When Torgerson et al. examined the existing literature, they spotted a different, although related, problem to mine. They noted that many of the studies included in analyses like Ehri et al.’s where not randomised controlled trials. And so, given their view that only randomised trials should be used*, they did the right thing – they conducted their own systematic review based on randomised controlled trials alone.
When Bowers decided that he did not like the comparison group in Ehri et al., he should have done the same thing. He should have decided upon selection criteria and then conducted a systematic review of his own. That would have been far more powerful than attempting to critique the reviews of others and the reason is to do with researcher degrees of freedom.
The ideal experiment in the social sciences is preregistered. This means that the researcher sets out in advance what they will do, what measures they will make, and what constitutes a positive result. This is good practice due to the messily statistical nature of social science research. Basically, I have a one-in-20 chance of generating what looks like a significant result even though it is not. Therefore, if I use 20 different outcome measures, report one that is significant but do not mention the others, I can manufacture a pseudo-significant result. Preregistration, where I nominate what I will use as my outcome measure, removes these degrees of freedom.

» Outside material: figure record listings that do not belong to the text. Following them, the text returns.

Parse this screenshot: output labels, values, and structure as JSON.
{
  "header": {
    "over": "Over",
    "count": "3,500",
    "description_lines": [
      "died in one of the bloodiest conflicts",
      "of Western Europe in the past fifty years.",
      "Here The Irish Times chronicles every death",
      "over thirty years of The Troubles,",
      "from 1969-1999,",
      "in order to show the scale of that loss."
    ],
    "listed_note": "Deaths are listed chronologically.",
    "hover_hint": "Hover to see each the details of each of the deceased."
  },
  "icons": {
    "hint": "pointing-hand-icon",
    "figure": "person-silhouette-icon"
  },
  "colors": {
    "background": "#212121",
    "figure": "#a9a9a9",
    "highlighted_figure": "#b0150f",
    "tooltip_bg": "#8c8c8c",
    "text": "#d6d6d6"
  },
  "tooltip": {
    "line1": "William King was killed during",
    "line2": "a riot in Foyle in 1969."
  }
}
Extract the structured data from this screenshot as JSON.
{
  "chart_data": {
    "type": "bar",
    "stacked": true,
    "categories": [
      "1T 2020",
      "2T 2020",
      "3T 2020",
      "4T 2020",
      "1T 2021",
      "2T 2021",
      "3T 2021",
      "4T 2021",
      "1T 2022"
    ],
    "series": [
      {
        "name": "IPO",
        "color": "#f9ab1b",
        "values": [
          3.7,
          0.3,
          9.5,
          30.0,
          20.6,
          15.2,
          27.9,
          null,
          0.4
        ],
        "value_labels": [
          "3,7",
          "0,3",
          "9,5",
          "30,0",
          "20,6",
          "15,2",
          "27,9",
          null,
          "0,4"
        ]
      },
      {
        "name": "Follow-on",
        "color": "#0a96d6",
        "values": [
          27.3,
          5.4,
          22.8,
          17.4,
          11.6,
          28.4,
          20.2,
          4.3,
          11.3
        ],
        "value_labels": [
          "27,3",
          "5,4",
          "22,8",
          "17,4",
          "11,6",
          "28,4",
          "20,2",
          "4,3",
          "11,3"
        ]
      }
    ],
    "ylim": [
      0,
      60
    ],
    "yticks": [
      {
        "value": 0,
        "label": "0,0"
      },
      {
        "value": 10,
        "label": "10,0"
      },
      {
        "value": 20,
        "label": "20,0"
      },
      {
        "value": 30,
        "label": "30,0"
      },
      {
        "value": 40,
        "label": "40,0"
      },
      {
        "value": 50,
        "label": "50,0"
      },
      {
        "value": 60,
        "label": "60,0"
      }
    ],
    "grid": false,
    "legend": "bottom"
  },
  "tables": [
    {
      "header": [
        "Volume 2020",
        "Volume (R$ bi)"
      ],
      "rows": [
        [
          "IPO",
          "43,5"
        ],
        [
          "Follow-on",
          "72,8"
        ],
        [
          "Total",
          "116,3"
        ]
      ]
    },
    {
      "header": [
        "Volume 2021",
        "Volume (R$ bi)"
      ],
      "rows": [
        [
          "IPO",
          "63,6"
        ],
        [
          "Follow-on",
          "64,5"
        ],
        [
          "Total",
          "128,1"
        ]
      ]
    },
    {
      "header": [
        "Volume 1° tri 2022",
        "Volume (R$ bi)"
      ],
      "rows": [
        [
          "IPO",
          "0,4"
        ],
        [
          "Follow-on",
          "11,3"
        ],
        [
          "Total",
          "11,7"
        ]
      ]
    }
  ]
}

Systematic reviews are meant to act in the same way as an experiment. At the outset, you nominate what you will use as your selection criteria. This way, if studies meet those criteria but are unhelpful to your overall hypothesis, you still have to include them and account for them. It is fine for someone else to criticise these criteria, but attempts to somehow reanalyse the results or retrospectively cast-out studies is flawed.
Imagine, for instance, that Bowers did as I suggest and decided to conduct his own review based upon systematic versus ‘nonsystematic’ phonics. Once he narrowed down his selection criteria, he may find himself excluding some of the studies used by Ehri et al. However, he may also find that he has to include some other studies not included in Ehri et al. that are not helpful to his argument. By instead critiquing Ehri et al., Bowers has the freedom to post-hoc re-evaluate conclusions without any of the constraints designed into the discipline of systematic review.
And that is a fundamental and fatal flaw.
*For those of you who care about these things, my own view is that we do not need to limit ourselves to randomised controlled trials. These are relatively rare and so such an approach means tossing out most of the evidence we have. In my view, the main problem arises in trying to treat different types of study in the same way and develop an overall metric. I would prefer a triangulation approach where perhaps the evidence from nonrandomised trials is presented in a separate section to that from randomised trials in the kind of narrative review I would wish to see.